Ich kann nicht beurteilen, ob eine Kassenärztin ebenso schnell und unkompliziert reagiert hätte, jedenfalls habe ich von meiner Wahlärztin sofort eine Überweisung für einen Mammografie erhalten. Tipp: Da ich zum Zeitpunkt der Entdeckung meiner Brustkrebserkrankung am Land war, kann ich nun nicht genau beurteilen, ob ich die Untersuchung so schnell erhalten habe, weil ich am Land war oder weil ich mit Verdacht auf Brustkrebs weiterverwiesen wurde. Egal wie es war, sagt in jedem Fall dazu, dass Verdacht auf Krebs vorliegt und ihr nicht nur einen einzigen Tag warten wollt, um Gewissheit zu haben. In Wien (zumindest in dem Diagnosezentrum, in dem ich bin) ist es jedenfalls so, dass du ziemlich schnell MRT, Mammografien oder Sonografien der Mammae (Brüste) bekommst, wenn Krebs in Aussicht steht. Am 11.02.2021 bekam ich also sehr nüchtern und empathielos seitens einer Radiologin mitgeteilt: An Ihrer Stelle möchte man [sic!] keine Zeit verlieren und sofort weitermachen, am besten mit einer Biopsie. Mir wurde die Dringlichkeit so langsam bewusst, als ich nicht nur die Bilder sofort erhielt, sondern ebenfalls den Befund dazu. Dauert dies normalerweise zumindest 24 Stunden.

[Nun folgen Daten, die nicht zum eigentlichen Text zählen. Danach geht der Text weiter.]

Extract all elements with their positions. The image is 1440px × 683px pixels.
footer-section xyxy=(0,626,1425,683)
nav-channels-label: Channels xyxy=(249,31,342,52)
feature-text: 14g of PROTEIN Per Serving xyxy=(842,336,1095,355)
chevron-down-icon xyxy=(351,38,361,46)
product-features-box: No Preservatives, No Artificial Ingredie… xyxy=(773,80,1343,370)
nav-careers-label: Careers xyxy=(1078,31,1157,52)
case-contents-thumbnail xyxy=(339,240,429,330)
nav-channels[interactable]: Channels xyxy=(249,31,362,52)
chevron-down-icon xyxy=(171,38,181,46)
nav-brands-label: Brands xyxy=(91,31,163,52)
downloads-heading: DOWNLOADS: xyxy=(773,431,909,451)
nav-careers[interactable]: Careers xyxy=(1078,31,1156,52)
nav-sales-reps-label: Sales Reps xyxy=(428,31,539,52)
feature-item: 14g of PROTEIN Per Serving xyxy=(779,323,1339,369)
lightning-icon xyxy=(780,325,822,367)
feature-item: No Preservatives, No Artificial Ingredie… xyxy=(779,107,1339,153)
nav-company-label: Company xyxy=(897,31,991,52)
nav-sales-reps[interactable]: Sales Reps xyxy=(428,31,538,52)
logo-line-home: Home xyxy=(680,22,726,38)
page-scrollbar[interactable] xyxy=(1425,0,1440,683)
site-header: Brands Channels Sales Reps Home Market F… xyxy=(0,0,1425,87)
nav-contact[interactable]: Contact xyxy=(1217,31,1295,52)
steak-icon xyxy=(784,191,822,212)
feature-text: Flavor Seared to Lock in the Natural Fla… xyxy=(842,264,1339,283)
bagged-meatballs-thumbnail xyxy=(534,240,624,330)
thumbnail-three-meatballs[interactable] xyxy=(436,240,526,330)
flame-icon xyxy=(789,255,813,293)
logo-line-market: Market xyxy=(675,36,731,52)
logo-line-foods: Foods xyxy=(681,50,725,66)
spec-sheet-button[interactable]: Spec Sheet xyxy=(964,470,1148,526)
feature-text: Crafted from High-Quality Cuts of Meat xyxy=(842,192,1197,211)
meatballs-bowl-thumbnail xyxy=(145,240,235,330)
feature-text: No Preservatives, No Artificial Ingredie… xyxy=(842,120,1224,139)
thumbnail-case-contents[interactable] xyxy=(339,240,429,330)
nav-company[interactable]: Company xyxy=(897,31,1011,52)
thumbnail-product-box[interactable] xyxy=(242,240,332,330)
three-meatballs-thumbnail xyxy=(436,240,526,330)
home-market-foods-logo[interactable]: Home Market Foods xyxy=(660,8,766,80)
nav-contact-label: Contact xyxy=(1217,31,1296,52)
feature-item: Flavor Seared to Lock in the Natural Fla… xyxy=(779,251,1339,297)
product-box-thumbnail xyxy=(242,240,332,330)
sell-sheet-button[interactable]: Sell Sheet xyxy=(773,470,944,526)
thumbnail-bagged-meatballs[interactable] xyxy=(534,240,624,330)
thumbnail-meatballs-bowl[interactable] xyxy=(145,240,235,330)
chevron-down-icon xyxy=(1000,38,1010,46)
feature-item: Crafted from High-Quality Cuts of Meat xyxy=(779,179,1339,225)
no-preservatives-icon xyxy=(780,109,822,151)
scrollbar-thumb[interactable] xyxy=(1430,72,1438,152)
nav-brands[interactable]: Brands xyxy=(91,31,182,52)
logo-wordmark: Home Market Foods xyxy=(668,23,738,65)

BIRADS 5 stand damals als Endergebnis auf der Befundung der ersten Mammografie. Obwohl meine Gynäkologin sofort eine Befundbesprechung via Telefon mit mir durchgeführt hat, und mir tatsächlich bestätigt hat, dass es Brustkrebs ist, hatte ich noch Hoffnung, dass sich im Zuge der Biopsie des Knotens doch eine Entwarnung ergeben würde. Doch zur selben Zeit hatte ich Angst, dass sich der Krebs in einem fortgeschrittenen Stadium befindet und bereits gestreut haben könnte. Dies versuchte mir meine damalige Ärztin auszureden, indem sie mit Statistiken und Wahrscheinlichkeiten argumentierte. Statistiken und Wahrscheinlichkeiten helfen einem nicht vor der Angst zu sterben, vor allem nicht, wenn oben genannte Person mit metastasiertem Brustkrebs diagnostiziert wurde. Heute weiß ich was BIRADS 5 bedeutet: mit an Sicherheit grenzender Wahrscheinlichkeit an Krebs erkrankt zu sein.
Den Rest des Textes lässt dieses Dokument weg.